Calling Dasuki’s situation an “ongoing persecution,” the Washington Times report noted disparagingly that “Members of Nigeria’s National Assembly and Senate have been reduced to playing the roles of extras in cinematic extravaganzas.”

Recalling some of the low points of the Buhari military regime in the ‘80s, the newspaper report said the era “was earmarked by chilling human rights abuses,” which it said included, “draconian edicts, exemplified by Decree 20 under which the judicial murders of Nigerian citizens Lawal Ojuolape, Bernard Ogedengbe, and Bartholomew Owoh were authorised.”

It noted that Ogedengbe was executed for a crime that did not carry the death penalty at the time it was committed in violation of the universal revulsion of EXpost facto laws.
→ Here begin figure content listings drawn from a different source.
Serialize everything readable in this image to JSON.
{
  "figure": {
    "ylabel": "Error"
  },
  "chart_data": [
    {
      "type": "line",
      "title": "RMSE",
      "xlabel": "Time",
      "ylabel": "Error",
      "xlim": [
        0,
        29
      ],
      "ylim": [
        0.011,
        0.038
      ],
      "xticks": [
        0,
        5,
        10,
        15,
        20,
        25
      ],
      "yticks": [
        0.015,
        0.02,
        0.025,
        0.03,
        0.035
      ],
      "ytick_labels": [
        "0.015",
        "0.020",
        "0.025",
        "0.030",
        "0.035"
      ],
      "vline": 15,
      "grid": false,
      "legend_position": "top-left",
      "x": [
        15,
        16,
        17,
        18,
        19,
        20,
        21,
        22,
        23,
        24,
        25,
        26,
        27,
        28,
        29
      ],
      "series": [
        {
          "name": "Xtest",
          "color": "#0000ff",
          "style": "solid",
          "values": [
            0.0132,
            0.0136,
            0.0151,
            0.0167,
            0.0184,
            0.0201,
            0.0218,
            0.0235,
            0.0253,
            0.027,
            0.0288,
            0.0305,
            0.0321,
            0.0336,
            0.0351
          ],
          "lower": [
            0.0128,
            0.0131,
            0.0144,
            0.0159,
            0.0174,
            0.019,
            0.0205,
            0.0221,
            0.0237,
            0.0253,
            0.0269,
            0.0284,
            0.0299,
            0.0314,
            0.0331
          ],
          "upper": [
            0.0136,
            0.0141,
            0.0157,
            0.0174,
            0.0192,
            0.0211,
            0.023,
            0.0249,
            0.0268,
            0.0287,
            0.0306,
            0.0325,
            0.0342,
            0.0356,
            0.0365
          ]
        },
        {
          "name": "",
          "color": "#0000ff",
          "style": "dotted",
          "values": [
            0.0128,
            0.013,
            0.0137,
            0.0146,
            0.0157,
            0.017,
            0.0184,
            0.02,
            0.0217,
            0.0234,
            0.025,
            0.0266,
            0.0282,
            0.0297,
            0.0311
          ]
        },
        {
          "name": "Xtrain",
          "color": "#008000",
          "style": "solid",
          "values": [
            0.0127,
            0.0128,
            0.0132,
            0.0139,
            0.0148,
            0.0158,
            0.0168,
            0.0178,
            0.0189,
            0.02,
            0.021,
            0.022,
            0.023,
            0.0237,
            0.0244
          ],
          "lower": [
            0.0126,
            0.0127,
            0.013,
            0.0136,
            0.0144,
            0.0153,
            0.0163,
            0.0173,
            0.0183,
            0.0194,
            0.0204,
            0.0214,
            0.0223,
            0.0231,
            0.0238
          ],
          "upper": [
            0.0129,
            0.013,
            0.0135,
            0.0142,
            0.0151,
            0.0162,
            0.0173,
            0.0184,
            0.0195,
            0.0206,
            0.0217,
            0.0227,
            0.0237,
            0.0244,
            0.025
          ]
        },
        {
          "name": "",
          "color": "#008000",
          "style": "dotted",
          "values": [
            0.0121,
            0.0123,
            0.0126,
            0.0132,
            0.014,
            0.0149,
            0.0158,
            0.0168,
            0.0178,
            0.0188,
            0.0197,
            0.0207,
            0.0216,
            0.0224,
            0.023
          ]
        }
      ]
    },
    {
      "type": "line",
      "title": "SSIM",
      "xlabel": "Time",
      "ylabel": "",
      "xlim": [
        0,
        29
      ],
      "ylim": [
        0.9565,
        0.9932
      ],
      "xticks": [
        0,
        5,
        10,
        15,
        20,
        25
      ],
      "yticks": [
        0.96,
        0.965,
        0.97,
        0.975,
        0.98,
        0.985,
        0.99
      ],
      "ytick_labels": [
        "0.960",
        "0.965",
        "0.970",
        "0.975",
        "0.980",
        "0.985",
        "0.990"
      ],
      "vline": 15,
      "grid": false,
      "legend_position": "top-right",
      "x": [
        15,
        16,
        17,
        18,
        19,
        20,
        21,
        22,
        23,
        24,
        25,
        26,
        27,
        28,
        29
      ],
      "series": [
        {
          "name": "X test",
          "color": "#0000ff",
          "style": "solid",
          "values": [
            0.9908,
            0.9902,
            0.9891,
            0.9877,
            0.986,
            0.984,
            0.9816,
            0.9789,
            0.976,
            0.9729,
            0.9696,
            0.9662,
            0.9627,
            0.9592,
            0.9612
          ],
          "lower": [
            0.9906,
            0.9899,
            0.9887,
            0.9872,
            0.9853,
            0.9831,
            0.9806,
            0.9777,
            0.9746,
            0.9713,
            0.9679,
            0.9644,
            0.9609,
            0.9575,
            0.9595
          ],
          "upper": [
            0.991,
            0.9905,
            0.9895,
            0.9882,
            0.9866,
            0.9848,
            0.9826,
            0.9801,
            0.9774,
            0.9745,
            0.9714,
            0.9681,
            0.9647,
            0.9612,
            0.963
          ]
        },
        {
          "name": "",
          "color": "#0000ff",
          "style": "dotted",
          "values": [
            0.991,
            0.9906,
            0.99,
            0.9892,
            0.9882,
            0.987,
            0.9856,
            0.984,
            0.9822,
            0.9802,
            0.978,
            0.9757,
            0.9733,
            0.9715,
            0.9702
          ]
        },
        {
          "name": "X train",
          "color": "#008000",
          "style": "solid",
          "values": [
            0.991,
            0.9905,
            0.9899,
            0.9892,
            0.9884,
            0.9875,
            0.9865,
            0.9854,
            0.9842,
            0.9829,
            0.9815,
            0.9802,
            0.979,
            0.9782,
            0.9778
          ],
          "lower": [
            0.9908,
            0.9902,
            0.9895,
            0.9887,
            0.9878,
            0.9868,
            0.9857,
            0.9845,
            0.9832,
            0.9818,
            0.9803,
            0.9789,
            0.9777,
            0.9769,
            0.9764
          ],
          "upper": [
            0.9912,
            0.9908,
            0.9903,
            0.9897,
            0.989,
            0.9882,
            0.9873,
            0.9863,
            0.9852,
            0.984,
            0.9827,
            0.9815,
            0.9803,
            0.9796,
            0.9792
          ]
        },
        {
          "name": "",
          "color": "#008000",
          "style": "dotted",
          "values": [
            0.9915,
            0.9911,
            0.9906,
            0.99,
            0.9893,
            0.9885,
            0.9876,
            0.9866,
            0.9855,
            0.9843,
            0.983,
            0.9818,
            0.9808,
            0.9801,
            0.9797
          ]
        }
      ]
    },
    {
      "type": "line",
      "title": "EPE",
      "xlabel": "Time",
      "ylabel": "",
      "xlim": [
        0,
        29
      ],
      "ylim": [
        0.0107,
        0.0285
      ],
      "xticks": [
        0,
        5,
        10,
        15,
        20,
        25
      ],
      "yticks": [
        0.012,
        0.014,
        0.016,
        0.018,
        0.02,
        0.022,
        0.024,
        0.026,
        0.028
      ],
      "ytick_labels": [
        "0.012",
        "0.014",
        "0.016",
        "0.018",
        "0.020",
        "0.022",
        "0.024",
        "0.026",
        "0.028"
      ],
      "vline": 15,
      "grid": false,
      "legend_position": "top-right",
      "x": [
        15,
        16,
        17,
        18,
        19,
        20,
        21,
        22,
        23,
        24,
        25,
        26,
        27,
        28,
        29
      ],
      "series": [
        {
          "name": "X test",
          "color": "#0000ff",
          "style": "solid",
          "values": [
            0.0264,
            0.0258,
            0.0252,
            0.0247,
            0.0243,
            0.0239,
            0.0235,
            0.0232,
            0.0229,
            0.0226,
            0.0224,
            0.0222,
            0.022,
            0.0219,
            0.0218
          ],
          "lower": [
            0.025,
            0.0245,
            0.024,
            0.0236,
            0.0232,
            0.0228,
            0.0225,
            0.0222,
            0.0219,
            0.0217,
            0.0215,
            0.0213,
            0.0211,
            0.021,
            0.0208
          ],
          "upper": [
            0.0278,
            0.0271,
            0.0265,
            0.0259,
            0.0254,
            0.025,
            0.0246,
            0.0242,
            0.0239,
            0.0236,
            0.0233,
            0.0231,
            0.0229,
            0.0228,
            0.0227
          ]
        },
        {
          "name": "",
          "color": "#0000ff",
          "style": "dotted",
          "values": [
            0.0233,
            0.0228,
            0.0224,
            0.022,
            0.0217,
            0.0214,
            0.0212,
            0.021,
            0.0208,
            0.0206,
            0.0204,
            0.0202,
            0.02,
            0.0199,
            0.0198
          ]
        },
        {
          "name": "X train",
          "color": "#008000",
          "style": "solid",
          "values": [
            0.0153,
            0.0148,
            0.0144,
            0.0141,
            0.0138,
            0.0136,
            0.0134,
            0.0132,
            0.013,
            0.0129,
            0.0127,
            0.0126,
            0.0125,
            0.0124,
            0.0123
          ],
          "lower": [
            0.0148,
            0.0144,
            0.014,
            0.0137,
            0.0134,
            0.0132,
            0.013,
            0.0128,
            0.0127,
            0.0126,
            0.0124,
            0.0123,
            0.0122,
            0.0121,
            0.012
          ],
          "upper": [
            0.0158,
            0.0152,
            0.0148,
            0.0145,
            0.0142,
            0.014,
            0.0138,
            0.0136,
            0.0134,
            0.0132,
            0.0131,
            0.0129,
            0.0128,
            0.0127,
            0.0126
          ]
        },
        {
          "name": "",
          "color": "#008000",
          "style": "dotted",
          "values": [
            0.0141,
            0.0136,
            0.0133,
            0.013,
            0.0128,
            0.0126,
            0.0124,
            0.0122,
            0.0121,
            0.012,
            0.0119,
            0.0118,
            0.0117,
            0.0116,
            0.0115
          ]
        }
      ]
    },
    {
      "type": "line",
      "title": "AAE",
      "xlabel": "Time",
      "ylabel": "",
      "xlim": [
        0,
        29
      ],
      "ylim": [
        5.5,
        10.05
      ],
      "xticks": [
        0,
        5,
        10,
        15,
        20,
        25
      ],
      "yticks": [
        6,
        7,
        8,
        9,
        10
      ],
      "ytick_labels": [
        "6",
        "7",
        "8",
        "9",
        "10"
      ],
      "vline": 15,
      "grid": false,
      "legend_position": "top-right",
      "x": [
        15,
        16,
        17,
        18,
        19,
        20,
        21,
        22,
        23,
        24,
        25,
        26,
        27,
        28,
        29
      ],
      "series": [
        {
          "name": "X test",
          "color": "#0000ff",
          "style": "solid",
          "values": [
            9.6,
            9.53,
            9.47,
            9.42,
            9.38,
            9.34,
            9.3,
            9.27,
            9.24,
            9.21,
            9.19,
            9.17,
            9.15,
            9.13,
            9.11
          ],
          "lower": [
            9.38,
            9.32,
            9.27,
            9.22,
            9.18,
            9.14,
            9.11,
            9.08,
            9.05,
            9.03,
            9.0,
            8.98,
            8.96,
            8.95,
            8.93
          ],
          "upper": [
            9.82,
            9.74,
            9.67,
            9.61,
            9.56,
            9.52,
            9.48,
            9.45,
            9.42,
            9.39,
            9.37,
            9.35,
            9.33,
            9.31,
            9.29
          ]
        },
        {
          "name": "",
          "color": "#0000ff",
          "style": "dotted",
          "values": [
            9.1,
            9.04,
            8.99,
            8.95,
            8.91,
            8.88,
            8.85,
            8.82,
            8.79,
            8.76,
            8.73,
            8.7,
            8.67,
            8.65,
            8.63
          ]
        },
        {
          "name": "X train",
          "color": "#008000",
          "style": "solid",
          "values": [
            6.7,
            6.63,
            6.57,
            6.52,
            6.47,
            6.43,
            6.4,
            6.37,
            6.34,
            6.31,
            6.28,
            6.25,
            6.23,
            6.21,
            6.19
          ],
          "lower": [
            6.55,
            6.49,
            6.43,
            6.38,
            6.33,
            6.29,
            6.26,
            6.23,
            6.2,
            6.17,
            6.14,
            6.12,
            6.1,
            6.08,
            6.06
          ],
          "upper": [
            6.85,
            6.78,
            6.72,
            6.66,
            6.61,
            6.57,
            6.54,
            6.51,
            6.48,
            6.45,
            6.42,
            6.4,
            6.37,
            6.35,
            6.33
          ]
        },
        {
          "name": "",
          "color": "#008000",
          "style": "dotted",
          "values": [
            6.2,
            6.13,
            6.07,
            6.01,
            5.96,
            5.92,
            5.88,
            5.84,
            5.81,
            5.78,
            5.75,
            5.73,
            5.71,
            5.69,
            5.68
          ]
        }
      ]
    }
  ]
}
Quoting Nobel Prize laureate Wole Soyinka, it said “these crimes were executed in defiance of pleas from virtually every sector of Nigeria and the international community—a grisly precedent for subsequent dictator Sani Abacha’s hanging of Ogoni activist Ken Saro-Wiwa in contempt of international opinion.”

It further noted that  Buhari’s brutal military dictatorship was overthrown in 1985, adding, “Mr. Dasuki played a key role. Dictators do not forget. Fast forward to today.”

Arguing that much is riding on Dasuki’s case, it said “if Mr. Buhari flouts Justice Ademola’s order with impunity, judicial independence will be fatally compromised and Nigeria’s embryonic democratic dispensation will be stillborn,” adding,  “The judiciary is the only branch capable of checking limitless executive power—the bane of Africa.”

It also said such actions could work against peaceful transfer of political power on the continent as incumbents would be afraid of being persecuted by their successors.

“President Goodluck Jonathan’s administration accepted a peaceful transfer of power to President Buhari, a laudable landmark in African politics. If Mr. Buhari is permitted with impunity to destroy his political opponents like Mr. Dasuki with tyrannical methods, peaceful transfers of power everywhere on the Continent will become problematic. The incumbents’ risk of political and personal impalement at the hands of their would-be successors will be too high.”

The report called on the United States to insist on independent human rights observers to monitor Dasuki’s prosecution and trial, and a demand that President Buhari honours his vow to follow due process and the rule of law.
“The stakes are too high to remain silent,” it added.